Irish shoppers have splashed out an extra €2bn on take-home groceries over the past year as the country remains in the grip of the pandemic, new figures published this morning show.
The data from research group Kantar also shows that the average annual household grocery bill jumped by €1,000 in the past year.
Online sales have also continued to accelerate as some people continue to avoid shops and busy households opt for the convenience of delivery to the front door.
Last month was another record-breaking month for online grocery shopping in Ireland, according to Kantar, when it accounted for 6.3pc of all grocery sales in February. Before the pandemic, the typical figure was about 2.7pc.
Kantar said 241,500 people here made an online grocery order in February, compared with 114,800 in February last year.
“As we approach a full year since the first national lockdown in Ireland, we can see how the months of restaurant and bar closures, working from home and home schooling have added up,” said Kantar retail analyst Emer Healy.
“All those extra meals and snacks at home have led to an extra €2bn spent on take-home groceries, including Irish shoppers splashing out €7.6m on tea and €19.5m on instant coffee to get their fix at home,” she added.
All those extra meals and snacks at home have led to an extra €2bn spent on take-home groceries.
The Kantar data also gives an additional insight into our home lives during a pandemic: Sales of deodorant fell 5.4pc in the past 12 weeks as the country endured another lockdown. Sales of shampoo dipped 0.8pc, while conditioner sales fell 2.7pc.
Staying at home, using masks and reducing social contact has also meant less chance of contracting normal flus and colds. Sales of cold treatments plunged 55pc in the 12 weeks to February 21. Cough liquid sales were down 60pc and sales of lozenges fell 42pc.
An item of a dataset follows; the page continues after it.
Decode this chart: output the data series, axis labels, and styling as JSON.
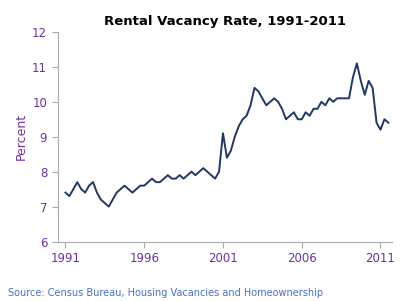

Sales of liquid soaps almost doubled in the past 12-week period.
“The 12-month milestone is significant for retailers as it means we start to compare sales against the record-breaking levels of the start of the pandemic in March 2020, and we will see year-on-year growth decline from next month as a result,” said Ms Healy.
SuperValu, controlled by the Cork-based Musgrave group, had the biggest share of Ireland’s multi-billion-euro grocery market in the latest 12-week period, with a 22.3pc share.
Dunnes Stores was second, on 22.1pc, while Tesco came in third, with 21.8pc.
Kantar measures market share in terms of the value of goods sold, rather than volume.
Lidl had a 12pc share in the latest 12-week period, while Aldi had 11.4pc.
And as concerns continue that Brexit-related tariffs will result in higher costs of producing bread and other flour-based products, grocery inflation stood at 1.5pc in the 12 weeks to February 21. That compares to 1.6pc in the previous 12-week period.